Foursquare Is the New Yelp (But It Doesn't Suck)

    I stopped looking at Yelp because I found something better: Foursquare.

    Yelpers are the worst. The only reason I ever popped open Yelp, once a month or so, was to remind myself of the awesome restaurants that I already knew about whenever I ventured to rarely travelled, exotic locales like midtown Manhattan — not to consult the tastebuds of the tasteless-but-entitled Yelping masses. But I stopped entirely a few months ago. Instead, I just started turning to Foursquare.

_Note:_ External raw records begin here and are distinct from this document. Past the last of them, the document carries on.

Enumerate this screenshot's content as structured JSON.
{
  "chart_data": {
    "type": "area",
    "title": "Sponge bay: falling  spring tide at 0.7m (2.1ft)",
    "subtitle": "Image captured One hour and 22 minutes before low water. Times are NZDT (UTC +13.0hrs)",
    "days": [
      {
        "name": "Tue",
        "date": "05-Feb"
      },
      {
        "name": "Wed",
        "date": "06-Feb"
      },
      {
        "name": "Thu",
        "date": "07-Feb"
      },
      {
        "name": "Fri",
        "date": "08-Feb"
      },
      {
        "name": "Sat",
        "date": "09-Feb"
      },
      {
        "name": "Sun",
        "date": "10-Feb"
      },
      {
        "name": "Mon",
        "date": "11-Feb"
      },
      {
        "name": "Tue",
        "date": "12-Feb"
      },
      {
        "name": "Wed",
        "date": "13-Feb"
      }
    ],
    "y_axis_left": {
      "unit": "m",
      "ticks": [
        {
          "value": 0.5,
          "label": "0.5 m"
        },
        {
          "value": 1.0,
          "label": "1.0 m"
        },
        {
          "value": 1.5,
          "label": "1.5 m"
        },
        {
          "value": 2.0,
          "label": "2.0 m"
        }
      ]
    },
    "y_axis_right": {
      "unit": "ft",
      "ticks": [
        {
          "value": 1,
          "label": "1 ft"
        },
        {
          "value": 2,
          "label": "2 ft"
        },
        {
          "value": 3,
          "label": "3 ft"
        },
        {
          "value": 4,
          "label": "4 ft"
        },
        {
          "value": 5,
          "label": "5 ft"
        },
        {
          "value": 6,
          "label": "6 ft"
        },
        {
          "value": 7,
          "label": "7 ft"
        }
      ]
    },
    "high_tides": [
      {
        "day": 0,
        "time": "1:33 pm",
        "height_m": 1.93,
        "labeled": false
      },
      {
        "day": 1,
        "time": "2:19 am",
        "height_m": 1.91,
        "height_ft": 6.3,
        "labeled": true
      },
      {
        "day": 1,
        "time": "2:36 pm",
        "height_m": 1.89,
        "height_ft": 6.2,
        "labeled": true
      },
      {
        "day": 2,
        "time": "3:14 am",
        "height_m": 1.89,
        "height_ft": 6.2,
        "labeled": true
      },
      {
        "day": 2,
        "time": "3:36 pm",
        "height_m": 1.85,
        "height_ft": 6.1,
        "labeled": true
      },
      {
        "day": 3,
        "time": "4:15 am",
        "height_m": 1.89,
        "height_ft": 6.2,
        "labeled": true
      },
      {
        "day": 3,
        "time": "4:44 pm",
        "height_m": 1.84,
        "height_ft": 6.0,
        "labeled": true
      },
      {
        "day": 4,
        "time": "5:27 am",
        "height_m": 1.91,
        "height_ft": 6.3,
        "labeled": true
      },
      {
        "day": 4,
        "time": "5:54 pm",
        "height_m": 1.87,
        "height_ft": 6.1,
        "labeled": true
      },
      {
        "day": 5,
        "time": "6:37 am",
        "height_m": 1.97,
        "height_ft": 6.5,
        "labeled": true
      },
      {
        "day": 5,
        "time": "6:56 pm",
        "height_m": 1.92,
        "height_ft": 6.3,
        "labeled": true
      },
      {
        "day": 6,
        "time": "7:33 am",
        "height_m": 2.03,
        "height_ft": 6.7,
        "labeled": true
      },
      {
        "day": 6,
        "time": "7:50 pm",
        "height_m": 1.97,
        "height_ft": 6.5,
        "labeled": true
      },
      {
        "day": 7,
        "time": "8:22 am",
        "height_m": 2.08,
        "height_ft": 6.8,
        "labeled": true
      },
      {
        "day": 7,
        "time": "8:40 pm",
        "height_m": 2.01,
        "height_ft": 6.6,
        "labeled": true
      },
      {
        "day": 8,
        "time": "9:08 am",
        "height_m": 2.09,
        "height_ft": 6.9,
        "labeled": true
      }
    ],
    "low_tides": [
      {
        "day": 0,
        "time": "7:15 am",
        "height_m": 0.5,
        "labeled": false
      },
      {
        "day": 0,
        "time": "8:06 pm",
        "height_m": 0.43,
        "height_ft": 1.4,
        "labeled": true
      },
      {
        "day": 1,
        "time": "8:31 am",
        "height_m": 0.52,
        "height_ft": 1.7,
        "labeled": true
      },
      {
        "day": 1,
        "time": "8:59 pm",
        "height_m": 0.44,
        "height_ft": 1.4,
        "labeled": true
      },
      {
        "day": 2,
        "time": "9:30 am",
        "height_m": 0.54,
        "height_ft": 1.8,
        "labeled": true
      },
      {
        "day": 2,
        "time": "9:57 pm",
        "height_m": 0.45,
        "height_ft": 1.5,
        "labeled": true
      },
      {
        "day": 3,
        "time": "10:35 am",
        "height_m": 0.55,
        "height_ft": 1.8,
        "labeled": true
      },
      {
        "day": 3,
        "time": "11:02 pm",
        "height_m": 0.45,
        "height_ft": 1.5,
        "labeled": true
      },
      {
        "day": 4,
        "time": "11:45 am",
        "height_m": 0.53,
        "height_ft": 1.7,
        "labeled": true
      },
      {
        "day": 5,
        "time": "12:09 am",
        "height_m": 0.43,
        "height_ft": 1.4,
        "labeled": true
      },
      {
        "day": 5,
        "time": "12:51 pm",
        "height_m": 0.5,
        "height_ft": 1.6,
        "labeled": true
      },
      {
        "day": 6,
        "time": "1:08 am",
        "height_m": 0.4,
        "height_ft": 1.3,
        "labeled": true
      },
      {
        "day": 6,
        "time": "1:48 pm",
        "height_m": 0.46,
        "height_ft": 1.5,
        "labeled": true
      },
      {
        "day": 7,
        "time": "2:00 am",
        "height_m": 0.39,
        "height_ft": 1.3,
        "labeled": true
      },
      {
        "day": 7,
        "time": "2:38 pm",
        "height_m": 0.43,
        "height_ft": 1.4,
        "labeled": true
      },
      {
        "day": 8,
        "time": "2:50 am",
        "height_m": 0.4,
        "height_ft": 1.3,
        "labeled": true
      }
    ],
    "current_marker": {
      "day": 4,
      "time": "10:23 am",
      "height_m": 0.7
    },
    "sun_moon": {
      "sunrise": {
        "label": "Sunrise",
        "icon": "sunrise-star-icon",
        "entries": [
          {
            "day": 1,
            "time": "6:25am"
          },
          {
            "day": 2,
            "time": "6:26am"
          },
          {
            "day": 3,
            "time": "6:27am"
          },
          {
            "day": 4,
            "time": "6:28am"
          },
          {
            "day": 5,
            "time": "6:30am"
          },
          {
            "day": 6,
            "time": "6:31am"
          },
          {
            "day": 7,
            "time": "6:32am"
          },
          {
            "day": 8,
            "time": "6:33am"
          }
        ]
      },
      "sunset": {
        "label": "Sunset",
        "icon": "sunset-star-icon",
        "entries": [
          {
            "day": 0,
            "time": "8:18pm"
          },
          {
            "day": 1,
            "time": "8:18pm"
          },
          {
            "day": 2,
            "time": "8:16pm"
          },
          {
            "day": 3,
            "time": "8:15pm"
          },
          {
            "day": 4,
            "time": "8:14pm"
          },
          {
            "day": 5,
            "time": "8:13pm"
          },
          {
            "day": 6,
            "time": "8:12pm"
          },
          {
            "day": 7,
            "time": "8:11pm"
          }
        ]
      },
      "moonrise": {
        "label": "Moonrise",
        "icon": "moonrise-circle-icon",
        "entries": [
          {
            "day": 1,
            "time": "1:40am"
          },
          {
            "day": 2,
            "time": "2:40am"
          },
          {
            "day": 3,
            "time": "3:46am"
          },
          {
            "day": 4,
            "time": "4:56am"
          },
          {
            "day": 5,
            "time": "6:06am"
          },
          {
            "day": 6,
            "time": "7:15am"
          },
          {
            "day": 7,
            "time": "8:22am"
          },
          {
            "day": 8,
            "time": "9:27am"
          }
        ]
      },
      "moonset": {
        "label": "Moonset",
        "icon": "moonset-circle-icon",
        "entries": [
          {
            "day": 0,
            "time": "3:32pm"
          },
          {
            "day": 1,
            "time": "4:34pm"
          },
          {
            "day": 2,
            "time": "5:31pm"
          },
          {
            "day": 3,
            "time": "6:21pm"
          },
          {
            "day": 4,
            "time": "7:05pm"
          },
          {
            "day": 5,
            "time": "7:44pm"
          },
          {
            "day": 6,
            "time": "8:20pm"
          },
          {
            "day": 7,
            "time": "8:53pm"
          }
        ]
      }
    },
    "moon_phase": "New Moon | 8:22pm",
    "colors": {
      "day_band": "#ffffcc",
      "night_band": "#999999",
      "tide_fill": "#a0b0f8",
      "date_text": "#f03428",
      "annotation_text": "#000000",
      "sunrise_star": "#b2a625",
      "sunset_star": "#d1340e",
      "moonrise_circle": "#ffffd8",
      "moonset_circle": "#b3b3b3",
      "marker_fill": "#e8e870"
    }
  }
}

    So, I've used Foursquare forever as a kind of personal history (restaurants are very important to me), or to see where my friends were at. And that's been great. But then Foursquare Explore relaunched. That's been amazing. Want to know what's awesome nearby? Foursquare will tell you with remarkable aptitude. It bases the recommendations on criteria far more relevant than the average messy Yelp search: where your friends have gone (especially if they go a lot); where people that tend to like the same kind of places you like have also gone; and then it adds in overall recommendations from the Foursquare userbase. (Or if you want to get super personal, follow user curated lists, made by your friends.) And it's been pretty spot on. If I need to know where to go, I go to Foursquare.

    The Yelpification of Foursquare's been accelerating in other ways, too. First there were deals — in fact, I just saved $10 by using my AmEx card to buy a pound of brisket — but now there are menus and hours. Why am I going to open ScoutMob or Groupon or Yelp again? Foursquare isn't simply about where your friends are anymore, it's about where you should go. It's that whole promise of social networking improving search, but it actually works!

    Foursquare becoming the Yelp-that-should've-been, though, is in some ways a tacit admission of a certain kind of failure. The thing in location that everybody's been trying to nail, and that everybody's failed to, is persistent, passive, real-time location. Simply where you are, at any given second, no checking in required. There's Google Latitude and Apple's Find My Friends and others, which constantly beam out where you are to followers. None of them are exactly ubiquitous. I don't know anybody still using them, anyway. (Foursquare Radar kind of works in the reverse — it constantly scans in the background to see if you wander near friends or places you should go, but it's still fundamentally based on the checkin model. If nobody checks in, nobody shows up.)

    At SXSW this year, everybody's talking again about apps that are taking another crack at real-time location and connection--Highlight in particular seems to be on everybody's lips, and only partly because of how feverishly it sucks the energy marrow out of your phone's battery. It's because nobody's "won" the real-time location game. Yet, even in the apparent absence of a service worth flocking to, the underlying consensus seems to be that real-time will be the future of location services — it's just a matter of who cracks the nut first and posts it to the internet for everybody to see.

    More and more, though, I don't think it'll be Foursquare. It's too much about places, rather than simply a confluence of time and space, even as it gets better and better at that next level thing: telling me the places I should go, not simply telling people the places I have gone. And you know what? That's just fine. Yelp sucks, I'm hungry, and I just want to grab a plate of barbecue. Tell me where to go.